Leave all the other settings alone, for the moment, on the second (Mail Server) panel, and click on the Enable POP3 button or the Enable IMAP button, depending on which mode of mail service you prefer to run.
Add other parameters (explained below), and hit the Restart Postfix button.
Check that it works
Try to send mail out using OS X Mail running on the same mail server machine. Set up Mail, as shown below. Substitute cutedgesystems.com with yourDomain.com. The User Name and Password fields will correspond with your name and password on this OS X machine or the name and password of a user you had created using the Accounts Pane in this machine's Systems Preferences. (If you've enabled the IMAP server, you can now also use Account Type: IMAP).
When you are ready, use Mail to send mail out to anybody you know and see if you can get a reply. The replies will come back to the same server. You can pick them up using Mail because Postfix Enabler has equipped your server with POP3 services.
The next step is to share the mail server with all the other machines on your network.
Share the Mail Server
Via an Airport Base Station
Mac users typically share an Internet connection in three ways. One way is to use an Airport Base Station to connect to the Internet and then share its connection. There's a tutorial (OS X, Broadband, and the Airport Base Station - but pay special attention to the section covering DNS) which will show you how to get a server running behind an Airport Base Station. In this case, if you've set up Mail for the other machines in the way shown above, you've really got nothing else to do. So long as you've got your DNS settings right (so that your other machines know where your mail server is), the other machines can now use your mail server to relay mail.
Via Internet Sharing
The second way to share an Internet connection is to turn on Internet Sharing on the mail server machine. If your mail server is equipped with an Airport card, this is really easy. The Airport card allows the server to create a secondary internal IP network which the rest of your machines can get up on, provided they're also equipped with Airport.

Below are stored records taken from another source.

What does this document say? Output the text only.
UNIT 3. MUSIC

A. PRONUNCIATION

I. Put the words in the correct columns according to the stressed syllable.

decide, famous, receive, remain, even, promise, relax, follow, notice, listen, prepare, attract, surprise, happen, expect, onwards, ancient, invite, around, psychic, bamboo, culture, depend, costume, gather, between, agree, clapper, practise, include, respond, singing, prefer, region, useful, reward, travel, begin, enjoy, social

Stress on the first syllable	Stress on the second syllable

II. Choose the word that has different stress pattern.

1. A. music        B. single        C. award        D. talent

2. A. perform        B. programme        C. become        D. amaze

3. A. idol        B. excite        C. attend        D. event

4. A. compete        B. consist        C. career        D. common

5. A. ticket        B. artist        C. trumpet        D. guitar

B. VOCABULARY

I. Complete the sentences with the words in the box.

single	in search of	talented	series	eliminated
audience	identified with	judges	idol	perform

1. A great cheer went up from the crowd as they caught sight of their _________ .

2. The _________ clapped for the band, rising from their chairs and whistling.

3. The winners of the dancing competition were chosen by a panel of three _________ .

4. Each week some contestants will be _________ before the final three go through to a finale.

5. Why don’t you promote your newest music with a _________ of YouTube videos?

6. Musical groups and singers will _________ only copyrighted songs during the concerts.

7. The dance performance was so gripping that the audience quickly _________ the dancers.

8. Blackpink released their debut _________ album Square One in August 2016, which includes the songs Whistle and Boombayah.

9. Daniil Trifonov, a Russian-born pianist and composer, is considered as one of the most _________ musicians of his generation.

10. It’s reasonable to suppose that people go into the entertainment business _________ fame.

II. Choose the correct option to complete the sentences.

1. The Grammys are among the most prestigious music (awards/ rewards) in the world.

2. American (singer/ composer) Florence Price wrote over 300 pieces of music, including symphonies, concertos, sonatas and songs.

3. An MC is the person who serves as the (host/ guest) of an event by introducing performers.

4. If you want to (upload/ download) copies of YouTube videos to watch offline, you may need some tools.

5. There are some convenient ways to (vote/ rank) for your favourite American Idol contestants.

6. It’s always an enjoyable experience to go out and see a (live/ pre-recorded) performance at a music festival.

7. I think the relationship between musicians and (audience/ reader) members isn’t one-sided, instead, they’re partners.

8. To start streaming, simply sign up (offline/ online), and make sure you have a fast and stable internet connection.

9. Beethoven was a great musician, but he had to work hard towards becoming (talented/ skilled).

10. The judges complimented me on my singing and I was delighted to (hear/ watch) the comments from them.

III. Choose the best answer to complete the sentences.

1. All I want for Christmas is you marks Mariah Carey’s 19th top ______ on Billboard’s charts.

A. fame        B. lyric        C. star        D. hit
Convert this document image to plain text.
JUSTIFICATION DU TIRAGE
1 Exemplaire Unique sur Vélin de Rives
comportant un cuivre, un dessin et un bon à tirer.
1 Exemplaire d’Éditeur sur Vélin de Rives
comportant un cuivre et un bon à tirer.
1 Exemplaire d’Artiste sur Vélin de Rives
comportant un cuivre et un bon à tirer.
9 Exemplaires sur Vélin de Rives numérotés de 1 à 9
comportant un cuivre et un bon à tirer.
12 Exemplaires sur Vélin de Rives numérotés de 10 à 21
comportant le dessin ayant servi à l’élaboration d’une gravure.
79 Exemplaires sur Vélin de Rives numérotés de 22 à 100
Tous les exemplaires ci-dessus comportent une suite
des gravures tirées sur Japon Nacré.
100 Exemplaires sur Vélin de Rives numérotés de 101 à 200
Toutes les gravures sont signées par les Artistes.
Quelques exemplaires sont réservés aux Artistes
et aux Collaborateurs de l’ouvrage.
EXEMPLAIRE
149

In this case, besides setting Mail in the way shown above, you've also got one more thing to do on your server. By default, the Airport network created by the mail server will use a network in the range 10.0.2.x (please confirm that this is true before proceeding).
Use Postfix Enabler, look for the Access field, and enter the following into a new line in the Access field :
10.0.2 RELAY
This tells the mail server to allow all machines on the internal 10.0.2.x network to relay mail through the server.
Via a Router
The third way to share an Internet connection is via a router. The things you have to do here are a combination of steps from the first two methods described above. You have to enable port mapping on your router to make sure that ports 25 and 110 are mapped to the specific internal IP address you have reserved for your server (say, 192.168.2.18).
Then, you have to ask Postfix to relay mail for your internal network. So, you've got this thing to do on your server. Use Postfix Enabler, look for the Access field, and enter the following into a new line in the Access field:
192.168.2 RELAY
This tells the mail server to allow all machines on the internal 192.168.2.x network to relay mail through the server.
Please note : between the three ways, described above, for sharing an Internet connection, the ones with the router or Airport Base Station are the safer options. This is because you're situating the server on a private network behind the router or Base Station. Postfix is programmed, by default, to reject all attempts to relay mail through it by machines sitting outside its local network. In an Airport network, this network spans the private 10.0.1.x range. The mail server will relay mail only from its own 10.0.1.x network, rejecting all other attempts. The other way of sharing an Internet connection, through OS X Internet Sharing, though cheaper and more convenient, exposes your server to attempts to relay mail through it by other machines sitting on your ISP's network (because it is sitting directly on your ISP's network).
Other uses for the Access field
The Access field can be used to blacklist individual mail senders from sending mail to your site, or even entire domains. It can also be used to block an internal user from receiving mail.
spammer@yahoo.com REJECT
spamUnlimited.com REJECT
isolated@cutedgesystems.com REJECT
The Aliases Field
Some required entries for Aliases are already created for you. Each site needs to have a Postmaster and a Root user so that other ISPs and you own system processes can contact a responsible person when they find problems with your system. MAILER-DAEMON is the conventional name attached to bounced messages. When senders find that their messages have bounced, they may need to contact someone for clarification. Their replies to their bounced messages will go to MAILER-DAEMON, so you need someone to pick these up.
The first line in the example, below, shows that you can create e-mail groups quickly by entering a group name on the left-hand side of an Alias entry, and entering a series of user names, separated by commas, on the right-hand side, which can include users from other domains.
nightrunner: haihwee,beekhim
postmaster: bernard
root: bernard
MAILER-DAEMON: bernard
mailist: :include:/full/path/name/to/mailinglist.txt
The last line in the example, above, shows another way of creating e-mail groups - by pointiing the mail server to a file that contains a list of e-mail addresses, with one address on each line.
Unclaimed mail
You can choose who, among your users, gets to be swamped by unclaimed mail. If you elect not to nominate anyone, all messages for which there is no known recipient will be bounced back to the sender. Actually, this is the suggested option, if you don't want to be swamped by junk mail.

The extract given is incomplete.